Dexter Jettster had sat motionless on the hard bench for hours now. In his hands was clutched a long, metal pipe that he had pried off the sink on the opposite side of his cage. When he heard someone advancing down the dark corridor towards his holding cell, his mind automatically reviewed his carefully organized plan of motion.

The unwittingly unfortunate guard, that now stood outside Dexter's cell door, peered into the dark room and barked a gruff, simple command, exploiting his apparent lack of intelligence. "Food's here slave. Eat."

Dexter Jettster's heart raced as his plan fell into motion.

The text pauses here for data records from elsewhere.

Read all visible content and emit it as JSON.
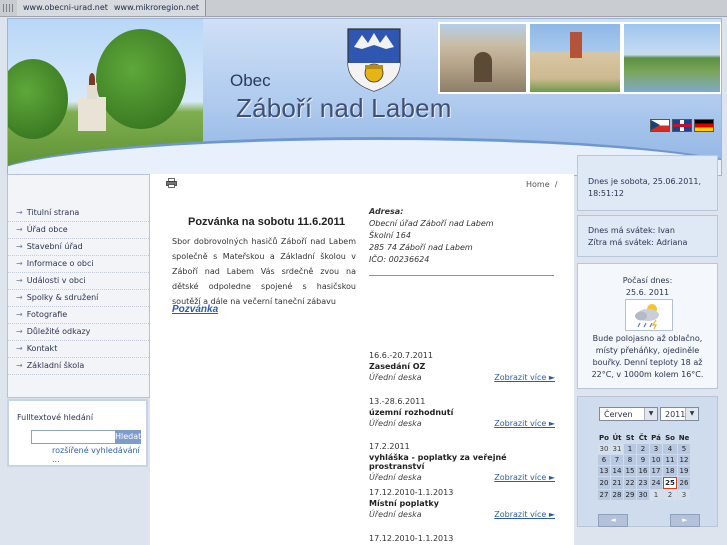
{
  "topbar": {
    "links": [
      "www.obecni-urad.net",
      "www.mikroregion.net"
    ]
  },
  "header": {
    "obec": "Obec",
    "town": "Záboří nad Labem"
  },
  "menu": [
    "Titulní strana",
    "Úřad obce",
    "Stavební úřad",
    "Informace o obci",
    "Události v obci",
    "Spolky & sdružení",
    "Fotografie",
    "Důležité odkazy",
    "Kontakt",
    "Základní škola"
  ],
  "search": {
    "title": "Fulltextové hledání",
    "button": "Hledat",
    "advanced": "rozšířené vyhledávání ..."
  },
  "breadcrumb": {
    "home": "Home",
    "sep": "/"
  },
  "news": {
    "title": "Pozvánka na sobotu 11.6.2011",
    "text": "Sbor dobrovolných hasičů Záboří nad Labem společně s Mateřskou a Základní školou v Záboří nad Labem Vás srdečně zvou na dětské odpoledne spojené s hasičskou soutěží a dále na večerní taneční zábavu",
    "link": "Pozvánka"
  },
  "address": {
    "label": "Adresa:",
    "lines": [
      "Obecní úřad Záboří nad Labem",
      "Školní 164",
      "285 74  Záboří nad Labem",
      "IČO: 00236624"
    ]
  },
  "board": {
    "more": "Zobrazit více ►",
    "items": [
      {
        "date": "16.6.-20.7.2011",
        "title": "Zasedání OZ",
        "cat": "Úřední deska"
      },
      {
        "date": "13.-28.6.2011",
        "title": "územní rozhodnutí",
        "cat": "Úřední deska"
      },
      {
        "date": "17.2.2011",
        "title": "vyhláška - poplatky za veřejné prostranství",
        "cat": "Úřední deska"
      },
      {
        "date": "17.12.2010-1.1.2013",
        "title": "Místní poplatky",
        "cat": "Úřední deska"
      },
      {
        "date": "17.12.2010-1.1.2013",
        "title": "",
        "cat": ""
      }
    ]
  },
  "today": {
    "line1": "Dnes je sobota, 25.06.2011,",
    "line2": "18:51:12"
  },
  "nameday": {
    "today": "Dnes má svátek: Ivan",
    "tomorrow": "Zítra má svátek: Adriana"
  },
  "weather": {
    "title": "Počasí dnes:",
    "date": "25.6. 2011",
    "icon": "cloud-rain-icon",
    "text": "Bude polojasno až oblačno, místy přeháňky, ojediněle bouřky. Denní teploty 18 až 22°C, v 1000m kolem 16°C."
  },
  "calendar": {
    "month": "Červen",
    "year": "2011",
    "days": [
      "Po",
      "Út",
      "St",
      "Čt",
      "Pá",
      "So",
      "Ne"
    ],
    "weeks": [
      [
        "30",
        "31",
        "1",
        "2",
        "3",
        "4",
        "5"
      ],
      [
        "6",
        "7",
        "8",
        "9",
        "10",
        "11",
        "12"
      ],
      [
        "13",
        "14",
        "15",
        "16",
        "17",
        "18",
        "19"
      ],
      [
        "20",
        "21",
        "22",
        "23",
        "24",
        "25",
        "26"
      ],
      [
        "27",
        "28",
        "29",
        "30",
        "1",
        "2",
        "3"
      ]
    ],
    "today": "25",
    "prev": "◄",
    "next": "►"
  },
  "colors": {
    "accent": "#2b5ca6",
    "today_border": "#d43b28"
  }
}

Now sunk back into the pitch-black corner of his holding cell, he faked a sickly tone of voice. "I can't… eat right now…. I feel sick…"

The guard pulled his digi-keys from the leather belt surrounding his girth. "Alright," he said with a broken sigh, further information for Jettster that the guard was a death stick addict. "What are your sym—"

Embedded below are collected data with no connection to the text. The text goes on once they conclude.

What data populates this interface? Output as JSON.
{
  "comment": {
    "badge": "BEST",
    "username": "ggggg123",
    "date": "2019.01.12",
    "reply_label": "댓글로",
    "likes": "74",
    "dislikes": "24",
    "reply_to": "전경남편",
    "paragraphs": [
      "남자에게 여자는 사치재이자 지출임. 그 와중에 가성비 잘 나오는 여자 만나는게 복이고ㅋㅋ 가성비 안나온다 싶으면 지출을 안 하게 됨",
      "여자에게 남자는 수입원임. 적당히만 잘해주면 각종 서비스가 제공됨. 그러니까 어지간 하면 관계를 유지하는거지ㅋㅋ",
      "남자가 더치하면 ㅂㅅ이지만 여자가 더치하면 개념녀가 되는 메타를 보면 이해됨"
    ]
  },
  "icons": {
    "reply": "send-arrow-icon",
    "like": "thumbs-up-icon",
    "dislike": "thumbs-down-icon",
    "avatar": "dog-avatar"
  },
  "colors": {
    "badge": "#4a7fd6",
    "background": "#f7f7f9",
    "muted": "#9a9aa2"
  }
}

A large shape sprang from his makeshift hiding place and smashed the pipe across the guard's back with a hollow thump, cutting the heavy man's words off. Moving unusually fast for his regular speed, Dexter Jettster removed the keys from the unconscience man's belt and with great agility darted swiftly out the door. He concealed the digi-keys in the pocket of his orange jumpsuit as he started down yet another dark passage, one hand on the rocky wall for guidance.

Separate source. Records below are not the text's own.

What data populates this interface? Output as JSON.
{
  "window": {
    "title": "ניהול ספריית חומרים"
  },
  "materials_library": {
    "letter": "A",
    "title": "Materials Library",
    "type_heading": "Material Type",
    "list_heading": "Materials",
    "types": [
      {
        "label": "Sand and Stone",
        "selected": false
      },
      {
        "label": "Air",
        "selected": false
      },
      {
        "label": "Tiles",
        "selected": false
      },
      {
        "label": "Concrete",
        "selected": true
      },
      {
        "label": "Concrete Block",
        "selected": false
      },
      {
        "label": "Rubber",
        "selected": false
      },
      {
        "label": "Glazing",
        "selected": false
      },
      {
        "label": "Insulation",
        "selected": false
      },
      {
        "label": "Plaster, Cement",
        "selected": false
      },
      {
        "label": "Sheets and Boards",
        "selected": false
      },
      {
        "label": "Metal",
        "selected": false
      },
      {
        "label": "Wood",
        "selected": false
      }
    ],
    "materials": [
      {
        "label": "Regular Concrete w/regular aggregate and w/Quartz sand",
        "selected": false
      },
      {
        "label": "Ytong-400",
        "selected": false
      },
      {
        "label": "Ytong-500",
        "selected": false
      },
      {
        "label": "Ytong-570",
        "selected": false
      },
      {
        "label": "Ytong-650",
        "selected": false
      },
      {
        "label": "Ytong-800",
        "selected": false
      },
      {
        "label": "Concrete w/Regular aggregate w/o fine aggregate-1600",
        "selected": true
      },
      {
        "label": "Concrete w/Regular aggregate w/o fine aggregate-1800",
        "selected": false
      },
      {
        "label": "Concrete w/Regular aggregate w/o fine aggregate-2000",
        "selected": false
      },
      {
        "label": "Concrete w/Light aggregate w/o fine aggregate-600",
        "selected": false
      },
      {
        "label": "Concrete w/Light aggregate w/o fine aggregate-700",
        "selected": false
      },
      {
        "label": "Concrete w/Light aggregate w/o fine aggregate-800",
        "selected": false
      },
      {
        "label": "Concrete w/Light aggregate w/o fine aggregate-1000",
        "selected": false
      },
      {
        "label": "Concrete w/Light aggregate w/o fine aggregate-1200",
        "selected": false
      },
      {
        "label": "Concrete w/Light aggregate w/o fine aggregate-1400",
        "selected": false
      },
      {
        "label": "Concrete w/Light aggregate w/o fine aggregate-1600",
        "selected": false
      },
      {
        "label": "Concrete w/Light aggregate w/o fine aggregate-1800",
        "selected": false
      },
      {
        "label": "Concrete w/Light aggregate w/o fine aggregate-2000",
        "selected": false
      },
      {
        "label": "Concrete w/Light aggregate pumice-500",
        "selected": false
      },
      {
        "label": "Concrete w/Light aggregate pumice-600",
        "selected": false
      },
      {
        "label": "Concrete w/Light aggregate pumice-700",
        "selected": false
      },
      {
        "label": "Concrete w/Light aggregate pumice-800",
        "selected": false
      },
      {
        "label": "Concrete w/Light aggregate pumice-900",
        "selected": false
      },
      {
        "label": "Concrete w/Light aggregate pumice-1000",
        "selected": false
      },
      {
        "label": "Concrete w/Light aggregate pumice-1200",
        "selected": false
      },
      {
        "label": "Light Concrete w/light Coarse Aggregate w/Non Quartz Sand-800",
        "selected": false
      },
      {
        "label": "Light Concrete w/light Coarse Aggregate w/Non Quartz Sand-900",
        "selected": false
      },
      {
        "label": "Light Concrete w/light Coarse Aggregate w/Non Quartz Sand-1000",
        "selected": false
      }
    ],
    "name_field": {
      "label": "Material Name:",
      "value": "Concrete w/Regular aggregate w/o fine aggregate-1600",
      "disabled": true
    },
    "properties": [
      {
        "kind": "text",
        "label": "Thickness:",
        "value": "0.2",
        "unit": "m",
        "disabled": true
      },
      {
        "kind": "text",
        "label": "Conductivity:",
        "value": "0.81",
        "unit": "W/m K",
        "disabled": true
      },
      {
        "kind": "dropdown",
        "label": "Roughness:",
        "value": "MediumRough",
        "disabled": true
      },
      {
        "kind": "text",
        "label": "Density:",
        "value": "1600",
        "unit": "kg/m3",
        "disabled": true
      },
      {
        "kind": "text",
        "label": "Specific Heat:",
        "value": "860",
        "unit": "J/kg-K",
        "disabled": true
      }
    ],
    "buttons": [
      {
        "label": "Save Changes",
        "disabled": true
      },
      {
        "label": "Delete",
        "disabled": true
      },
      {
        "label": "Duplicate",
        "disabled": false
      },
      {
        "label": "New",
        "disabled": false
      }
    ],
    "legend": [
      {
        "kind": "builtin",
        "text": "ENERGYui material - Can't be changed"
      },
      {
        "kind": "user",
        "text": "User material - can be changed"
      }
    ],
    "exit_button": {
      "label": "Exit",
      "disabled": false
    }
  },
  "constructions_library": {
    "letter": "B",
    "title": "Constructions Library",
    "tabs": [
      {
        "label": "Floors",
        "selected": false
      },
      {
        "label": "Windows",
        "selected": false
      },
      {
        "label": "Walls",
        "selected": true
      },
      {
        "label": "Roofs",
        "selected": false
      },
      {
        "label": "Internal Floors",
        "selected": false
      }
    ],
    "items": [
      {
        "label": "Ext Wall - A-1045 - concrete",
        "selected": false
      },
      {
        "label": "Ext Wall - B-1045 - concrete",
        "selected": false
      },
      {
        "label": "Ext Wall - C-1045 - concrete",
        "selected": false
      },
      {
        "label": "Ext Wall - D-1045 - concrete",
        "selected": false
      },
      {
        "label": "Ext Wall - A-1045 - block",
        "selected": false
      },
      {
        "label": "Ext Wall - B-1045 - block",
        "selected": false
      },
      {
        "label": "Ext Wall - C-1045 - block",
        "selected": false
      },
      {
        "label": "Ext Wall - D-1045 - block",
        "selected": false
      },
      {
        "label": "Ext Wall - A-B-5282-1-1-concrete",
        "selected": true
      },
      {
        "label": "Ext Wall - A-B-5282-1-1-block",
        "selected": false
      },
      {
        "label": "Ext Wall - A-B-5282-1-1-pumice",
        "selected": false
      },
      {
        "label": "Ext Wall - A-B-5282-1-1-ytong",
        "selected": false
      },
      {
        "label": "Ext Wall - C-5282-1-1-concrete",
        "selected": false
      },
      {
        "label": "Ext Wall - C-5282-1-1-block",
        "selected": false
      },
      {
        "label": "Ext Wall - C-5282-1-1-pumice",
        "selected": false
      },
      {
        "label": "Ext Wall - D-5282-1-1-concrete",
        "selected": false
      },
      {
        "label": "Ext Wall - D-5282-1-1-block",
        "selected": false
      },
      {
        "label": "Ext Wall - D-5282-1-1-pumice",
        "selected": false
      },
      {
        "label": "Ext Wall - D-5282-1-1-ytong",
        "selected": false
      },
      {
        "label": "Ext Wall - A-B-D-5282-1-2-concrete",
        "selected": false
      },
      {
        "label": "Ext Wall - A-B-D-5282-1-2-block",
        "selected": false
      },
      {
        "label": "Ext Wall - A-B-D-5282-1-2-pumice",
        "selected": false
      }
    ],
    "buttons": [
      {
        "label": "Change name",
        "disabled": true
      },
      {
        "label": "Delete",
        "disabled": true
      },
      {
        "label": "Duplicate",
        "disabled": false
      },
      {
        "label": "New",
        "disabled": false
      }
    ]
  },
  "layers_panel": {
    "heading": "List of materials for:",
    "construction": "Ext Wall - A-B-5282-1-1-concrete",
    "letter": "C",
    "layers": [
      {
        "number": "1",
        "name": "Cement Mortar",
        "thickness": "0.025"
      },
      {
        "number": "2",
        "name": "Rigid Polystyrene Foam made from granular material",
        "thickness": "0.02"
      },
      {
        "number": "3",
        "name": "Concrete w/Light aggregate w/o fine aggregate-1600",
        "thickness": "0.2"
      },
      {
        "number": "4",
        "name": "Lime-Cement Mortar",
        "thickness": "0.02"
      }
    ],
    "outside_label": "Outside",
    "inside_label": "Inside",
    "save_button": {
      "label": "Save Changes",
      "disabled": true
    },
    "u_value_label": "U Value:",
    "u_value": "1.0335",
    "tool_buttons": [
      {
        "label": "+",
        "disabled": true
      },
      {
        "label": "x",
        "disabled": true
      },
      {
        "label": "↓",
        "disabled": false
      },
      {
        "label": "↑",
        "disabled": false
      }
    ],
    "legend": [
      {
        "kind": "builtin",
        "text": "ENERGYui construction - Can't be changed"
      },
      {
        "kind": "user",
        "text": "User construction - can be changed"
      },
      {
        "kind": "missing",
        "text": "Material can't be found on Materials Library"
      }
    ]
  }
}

"If I'm gonna get outta this dump, I'm gonna need a weapon of some kind." Dexter mumbled to himself, fearing he would alert someone or something. "But where'm I gonna find a decent blaster around here?"

Dexter Jettster analyzed the problem with interest and fear, both colliding in a whirlwind of unease. He wasn't worried about the limp guard lying in the middle of his cell floor; his comrades would think he had died on the job of presumed death stick cancer. Dexter was instead fretting over the odds that he would be able to escape from the clutches of one of the most feared prison complexes in the galaxy, not to mention one of the most feared planets in the universe.

What were the odds of his escape?

He clutched the long rod tighter as the tunnel went pitch dark, and everything was indiscernible. He couldn't even detect the ceiling, as far as his eyes were concerned.

His black work boots ceased crunching on dry rocks as Dexter stepped into a long, metal hallway. He now saw that the further down he advanced, dim lights inset in the metal walls would illuminate brighter. The light was bright enough now that he could see where he was going: coming upon a metal door, now shielded by blast doors and a laser generator-detector.

Dexter felt his heart sink slowly down into his stomach: this route was hopelessly too heavily guarded to pass through, and to retrace his progress back the way he came, through the miserable lane of hopeless prisoners and vengeful murderers, weighed heavily on his mind.

Then another thought came to him, one that was too farfetched to be believable; then again, he thought, so is my odd of escape off this rock.

Dexter Jettster strolled back to the rock tunnel, and, remembering the dry, crunchy rocks littering the ground, scooped up a handful and stepped cautiously to the door. He emptied his load of porous rocks and lined them up roughly fifteen feet from the barricaded, wall-like door. He sighed — a grainy, load-barren sigh — and kicked them all, two at a time, towards the door.

The door's laser field grew from intense blue to blood red, perhaps in murderous reference to himself. Guards started pounding on the door, and security cameras swiveled in his direction. Laser guns protruded from the sleek walls and started blindly firing roughly in his direction.

The impetuous alien didn't rethink what he had just done; he just ran. Maybe, if he had the time, he would against his nature feel compelled to reflect, but right now he certainly did not have the time.
His heart skipped a beat as he saw a durasteel security door slowly lower towards the floor to block his path. He dove, and landed right past the piece of metal and landing on his chest on the rocky floor.

He sat up, and saw that his shirt was torn, and a bloody gash was staining the ripped fibers of his shredded jumpsuit. But he didn't let that stop him. In accordance to his plan, Dexter found the cell next to him empty, and he quickly scrambled into it as the blast door behind him opened.